Tracey was seen giving an eye-roll off to the side of the camera before giving the blunt response: “All my videos just have my friends in it.”

Now Alex has claimed he’s been approached by record labels and managers, and by this point, the whole thing has descended into a farce that shines a grim light on the double standards of both the music industry and the mainstream media. To make it clear – this is not Alex’s fault. He had an opportunity and he took it and he did well. Dave and Tracey are big enough people that I doubt they feel any resentment towards Alex, either – especially since it helped get some recognition from their mutual hero. But it's not the same scenario as when Stormzy brought out Dave on the Pyramid Stage and shouted out dozens of other young artists, heralding the future generations of talent. This is about two industries failing black artists in favour of a white kid who, so far, has displayed no original talent.

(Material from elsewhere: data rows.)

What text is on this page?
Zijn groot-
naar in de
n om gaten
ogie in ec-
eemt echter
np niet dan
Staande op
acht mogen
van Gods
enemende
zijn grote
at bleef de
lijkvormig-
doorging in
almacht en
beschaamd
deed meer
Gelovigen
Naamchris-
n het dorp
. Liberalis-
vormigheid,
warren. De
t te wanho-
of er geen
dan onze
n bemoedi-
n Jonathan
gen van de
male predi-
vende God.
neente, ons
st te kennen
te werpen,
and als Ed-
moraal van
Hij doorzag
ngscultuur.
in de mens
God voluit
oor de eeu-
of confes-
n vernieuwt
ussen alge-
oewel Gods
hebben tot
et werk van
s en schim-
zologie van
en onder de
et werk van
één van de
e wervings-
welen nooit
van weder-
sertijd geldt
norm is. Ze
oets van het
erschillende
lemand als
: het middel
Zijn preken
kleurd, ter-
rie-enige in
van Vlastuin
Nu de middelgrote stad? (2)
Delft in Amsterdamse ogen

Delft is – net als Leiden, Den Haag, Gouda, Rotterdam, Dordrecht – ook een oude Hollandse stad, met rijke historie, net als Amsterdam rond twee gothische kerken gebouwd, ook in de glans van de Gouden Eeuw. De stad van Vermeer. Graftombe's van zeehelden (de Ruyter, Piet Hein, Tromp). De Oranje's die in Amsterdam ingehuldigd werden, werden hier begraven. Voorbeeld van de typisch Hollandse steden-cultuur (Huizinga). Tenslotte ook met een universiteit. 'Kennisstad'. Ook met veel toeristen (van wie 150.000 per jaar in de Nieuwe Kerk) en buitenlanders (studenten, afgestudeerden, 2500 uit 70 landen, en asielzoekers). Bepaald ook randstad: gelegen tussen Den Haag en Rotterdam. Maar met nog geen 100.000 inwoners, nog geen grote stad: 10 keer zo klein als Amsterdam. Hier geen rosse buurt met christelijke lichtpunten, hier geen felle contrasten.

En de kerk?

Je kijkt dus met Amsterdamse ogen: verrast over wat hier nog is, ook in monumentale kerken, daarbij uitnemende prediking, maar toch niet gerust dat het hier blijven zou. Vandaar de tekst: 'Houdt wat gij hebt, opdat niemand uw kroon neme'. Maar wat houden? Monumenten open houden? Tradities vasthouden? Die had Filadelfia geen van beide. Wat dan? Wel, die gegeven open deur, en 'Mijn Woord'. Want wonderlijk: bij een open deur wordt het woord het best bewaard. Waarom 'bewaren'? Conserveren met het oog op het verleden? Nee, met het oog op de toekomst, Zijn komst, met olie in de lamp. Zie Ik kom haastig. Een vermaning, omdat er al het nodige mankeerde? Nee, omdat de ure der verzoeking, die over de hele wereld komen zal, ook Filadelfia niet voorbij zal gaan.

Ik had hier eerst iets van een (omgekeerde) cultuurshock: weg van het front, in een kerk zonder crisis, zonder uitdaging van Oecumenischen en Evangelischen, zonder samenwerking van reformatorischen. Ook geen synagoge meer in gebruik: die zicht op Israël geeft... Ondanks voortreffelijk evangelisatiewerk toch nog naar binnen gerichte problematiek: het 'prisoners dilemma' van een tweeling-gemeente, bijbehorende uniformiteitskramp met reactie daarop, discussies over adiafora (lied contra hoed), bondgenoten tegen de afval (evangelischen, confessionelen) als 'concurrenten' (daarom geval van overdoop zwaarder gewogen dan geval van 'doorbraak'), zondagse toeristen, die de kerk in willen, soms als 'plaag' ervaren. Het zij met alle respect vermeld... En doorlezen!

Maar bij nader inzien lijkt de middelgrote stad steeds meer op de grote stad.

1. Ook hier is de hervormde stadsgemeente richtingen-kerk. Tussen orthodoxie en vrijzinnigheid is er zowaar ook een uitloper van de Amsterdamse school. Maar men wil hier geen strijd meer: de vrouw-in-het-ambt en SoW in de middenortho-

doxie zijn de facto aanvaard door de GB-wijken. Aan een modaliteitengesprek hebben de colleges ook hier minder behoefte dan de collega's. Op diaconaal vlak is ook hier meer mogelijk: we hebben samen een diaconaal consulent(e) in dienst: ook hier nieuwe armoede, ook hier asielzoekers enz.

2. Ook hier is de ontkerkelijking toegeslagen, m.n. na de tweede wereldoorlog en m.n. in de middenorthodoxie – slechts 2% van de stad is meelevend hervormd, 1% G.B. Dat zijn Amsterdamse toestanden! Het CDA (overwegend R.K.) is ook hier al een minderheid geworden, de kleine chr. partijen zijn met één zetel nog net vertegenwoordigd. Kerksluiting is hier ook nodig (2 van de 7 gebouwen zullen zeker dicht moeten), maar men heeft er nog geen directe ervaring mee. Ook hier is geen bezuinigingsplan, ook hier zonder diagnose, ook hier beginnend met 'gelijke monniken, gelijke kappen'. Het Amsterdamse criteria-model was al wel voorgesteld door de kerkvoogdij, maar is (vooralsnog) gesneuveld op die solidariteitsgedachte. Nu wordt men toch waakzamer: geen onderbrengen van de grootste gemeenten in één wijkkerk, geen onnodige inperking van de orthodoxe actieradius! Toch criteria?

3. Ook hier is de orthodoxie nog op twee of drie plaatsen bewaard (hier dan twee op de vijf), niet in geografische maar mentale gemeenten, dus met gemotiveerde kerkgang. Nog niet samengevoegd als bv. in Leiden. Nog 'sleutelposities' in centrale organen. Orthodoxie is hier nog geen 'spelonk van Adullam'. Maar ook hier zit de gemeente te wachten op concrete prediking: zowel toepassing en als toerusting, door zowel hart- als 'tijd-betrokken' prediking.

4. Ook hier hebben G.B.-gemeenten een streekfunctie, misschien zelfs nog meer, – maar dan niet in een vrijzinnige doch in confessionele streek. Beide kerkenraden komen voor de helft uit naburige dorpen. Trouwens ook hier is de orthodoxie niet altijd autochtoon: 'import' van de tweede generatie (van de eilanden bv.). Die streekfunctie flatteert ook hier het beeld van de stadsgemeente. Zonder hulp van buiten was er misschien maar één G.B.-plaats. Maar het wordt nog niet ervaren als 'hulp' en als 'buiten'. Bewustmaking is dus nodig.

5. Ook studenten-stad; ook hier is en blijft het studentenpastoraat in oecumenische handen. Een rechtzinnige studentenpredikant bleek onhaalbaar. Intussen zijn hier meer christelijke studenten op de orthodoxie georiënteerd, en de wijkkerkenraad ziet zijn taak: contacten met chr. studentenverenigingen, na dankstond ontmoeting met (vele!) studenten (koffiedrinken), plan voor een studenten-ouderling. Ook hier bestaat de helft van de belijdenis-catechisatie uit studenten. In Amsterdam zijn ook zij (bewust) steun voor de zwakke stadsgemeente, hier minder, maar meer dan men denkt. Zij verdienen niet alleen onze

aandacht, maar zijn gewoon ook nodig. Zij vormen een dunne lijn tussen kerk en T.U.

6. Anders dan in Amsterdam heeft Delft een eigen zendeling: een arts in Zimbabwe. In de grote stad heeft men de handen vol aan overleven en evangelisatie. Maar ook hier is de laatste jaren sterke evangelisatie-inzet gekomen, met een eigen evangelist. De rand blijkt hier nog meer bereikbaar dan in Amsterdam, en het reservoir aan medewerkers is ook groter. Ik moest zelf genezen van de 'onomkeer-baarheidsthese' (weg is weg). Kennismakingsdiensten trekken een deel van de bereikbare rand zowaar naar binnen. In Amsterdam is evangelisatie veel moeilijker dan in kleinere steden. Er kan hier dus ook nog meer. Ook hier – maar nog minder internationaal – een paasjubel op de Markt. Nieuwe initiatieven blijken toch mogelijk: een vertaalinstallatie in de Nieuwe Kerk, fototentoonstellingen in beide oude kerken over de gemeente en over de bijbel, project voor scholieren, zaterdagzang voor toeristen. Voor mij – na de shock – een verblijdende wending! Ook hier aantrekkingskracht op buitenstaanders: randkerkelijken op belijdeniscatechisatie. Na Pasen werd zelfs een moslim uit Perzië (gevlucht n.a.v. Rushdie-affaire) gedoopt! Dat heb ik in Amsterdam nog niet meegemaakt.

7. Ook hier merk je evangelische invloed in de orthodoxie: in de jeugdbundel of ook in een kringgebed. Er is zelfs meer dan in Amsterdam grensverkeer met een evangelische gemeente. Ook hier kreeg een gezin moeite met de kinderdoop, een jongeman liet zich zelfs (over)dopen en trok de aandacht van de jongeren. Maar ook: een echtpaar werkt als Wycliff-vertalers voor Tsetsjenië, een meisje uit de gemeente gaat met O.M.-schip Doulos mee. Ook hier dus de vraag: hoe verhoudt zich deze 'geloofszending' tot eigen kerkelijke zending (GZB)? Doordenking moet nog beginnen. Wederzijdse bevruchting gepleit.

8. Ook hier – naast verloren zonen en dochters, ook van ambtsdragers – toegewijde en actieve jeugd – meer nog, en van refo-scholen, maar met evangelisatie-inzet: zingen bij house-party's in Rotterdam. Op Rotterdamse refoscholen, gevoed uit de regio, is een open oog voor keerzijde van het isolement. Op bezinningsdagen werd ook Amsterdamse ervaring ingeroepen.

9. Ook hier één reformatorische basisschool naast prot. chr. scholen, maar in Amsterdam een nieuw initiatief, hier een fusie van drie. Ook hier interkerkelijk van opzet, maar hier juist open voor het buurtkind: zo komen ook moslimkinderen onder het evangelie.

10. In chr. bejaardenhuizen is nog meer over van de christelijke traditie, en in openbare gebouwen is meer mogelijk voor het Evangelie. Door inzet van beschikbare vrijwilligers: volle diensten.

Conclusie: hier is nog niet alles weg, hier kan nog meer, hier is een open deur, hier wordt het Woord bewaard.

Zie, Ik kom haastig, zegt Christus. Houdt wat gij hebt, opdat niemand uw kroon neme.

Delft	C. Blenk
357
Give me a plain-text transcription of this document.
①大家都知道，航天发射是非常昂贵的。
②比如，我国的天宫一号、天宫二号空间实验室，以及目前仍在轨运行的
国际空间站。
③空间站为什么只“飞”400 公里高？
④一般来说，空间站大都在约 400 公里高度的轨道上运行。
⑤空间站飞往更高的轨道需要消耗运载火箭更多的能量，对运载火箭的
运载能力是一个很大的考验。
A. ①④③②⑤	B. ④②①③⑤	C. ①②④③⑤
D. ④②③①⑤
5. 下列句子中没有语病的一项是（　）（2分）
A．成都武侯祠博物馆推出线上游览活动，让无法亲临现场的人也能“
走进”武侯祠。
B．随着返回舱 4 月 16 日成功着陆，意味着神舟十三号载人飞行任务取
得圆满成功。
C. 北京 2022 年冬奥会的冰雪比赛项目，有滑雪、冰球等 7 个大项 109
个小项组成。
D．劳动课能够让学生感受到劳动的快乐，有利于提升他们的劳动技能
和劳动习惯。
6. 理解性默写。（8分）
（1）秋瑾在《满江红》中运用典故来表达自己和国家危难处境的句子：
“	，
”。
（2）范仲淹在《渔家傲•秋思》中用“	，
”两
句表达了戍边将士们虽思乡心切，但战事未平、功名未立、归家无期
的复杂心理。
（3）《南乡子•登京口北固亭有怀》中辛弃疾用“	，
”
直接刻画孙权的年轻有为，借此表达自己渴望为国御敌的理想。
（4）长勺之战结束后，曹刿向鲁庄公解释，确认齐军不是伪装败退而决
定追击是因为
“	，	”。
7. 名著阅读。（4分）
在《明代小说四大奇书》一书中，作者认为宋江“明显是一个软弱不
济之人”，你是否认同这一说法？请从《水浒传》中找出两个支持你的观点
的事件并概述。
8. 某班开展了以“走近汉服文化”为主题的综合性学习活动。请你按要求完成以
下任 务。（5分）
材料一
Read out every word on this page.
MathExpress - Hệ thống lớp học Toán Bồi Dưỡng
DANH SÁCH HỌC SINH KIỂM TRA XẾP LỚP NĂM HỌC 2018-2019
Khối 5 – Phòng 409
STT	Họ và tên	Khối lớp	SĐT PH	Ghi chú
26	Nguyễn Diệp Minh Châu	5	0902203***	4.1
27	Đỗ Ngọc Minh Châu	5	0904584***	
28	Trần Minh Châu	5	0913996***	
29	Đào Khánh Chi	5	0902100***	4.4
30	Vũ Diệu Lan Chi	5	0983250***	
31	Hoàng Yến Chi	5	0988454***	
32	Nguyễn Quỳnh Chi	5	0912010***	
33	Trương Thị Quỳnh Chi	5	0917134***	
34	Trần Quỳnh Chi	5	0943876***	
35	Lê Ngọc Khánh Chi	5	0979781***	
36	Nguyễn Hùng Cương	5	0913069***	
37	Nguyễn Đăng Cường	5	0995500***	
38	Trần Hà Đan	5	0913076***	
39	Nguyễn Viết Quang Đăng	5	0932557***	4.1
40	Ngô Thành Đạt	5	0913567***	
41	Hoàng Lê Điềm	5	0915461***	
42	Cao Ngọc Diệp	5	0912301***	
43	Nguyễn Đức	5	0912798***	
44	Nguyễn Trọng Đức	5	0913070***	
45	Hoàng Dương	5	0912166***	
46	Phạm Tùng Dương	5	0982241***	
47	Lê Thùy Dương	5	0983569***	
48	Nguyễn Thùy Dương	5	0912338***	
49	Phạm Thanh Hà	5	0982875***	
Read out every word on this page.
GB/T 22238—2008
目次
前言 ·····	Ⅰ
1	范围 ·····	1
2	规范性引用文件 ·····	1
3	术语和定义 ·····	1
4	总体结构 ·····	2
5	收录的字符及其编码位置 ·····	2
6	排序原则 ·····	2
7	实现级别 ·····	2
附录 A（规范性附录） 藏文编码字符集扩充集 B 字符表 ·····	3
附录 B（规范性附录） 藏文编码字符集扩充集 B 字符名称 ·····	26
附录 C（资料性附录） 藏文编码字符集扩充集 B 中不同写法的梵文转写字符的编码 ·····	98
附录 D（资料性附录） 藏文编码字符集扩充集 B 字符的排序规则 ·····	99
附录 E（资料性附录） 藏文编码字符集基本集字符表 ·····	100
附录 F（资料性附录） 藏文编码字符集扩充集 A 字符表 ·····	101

Dave and AJ Tracey are both independent artists who have capitalised on live performances and streaming, along with raw talent and hard work, to build their own careers with little support from traditional platforms. Just this month, it was revealed that AJ’s music has been streamed more than half a billion times, marking him out as a growing number of artists pursuing commercial success on his own. The only person he splits the profits of his music with is his mother. He’s a talented businessman as well as an artist, but without label support he has to work 10 times as hard as someone signed to a major.

Which is why it’s such a sore point that Alex has reportedly been made offers. It’s a symptom of the music industry’s lack of effort to work out how best to support real talent, rather than trying to make some quick cash off the back of a viral star. I wish the media and the music industry would get a clue, and learn how to recognise the difference between a fun moment between a fan and an artist at a festival – and the original talent that’s really worth supporting.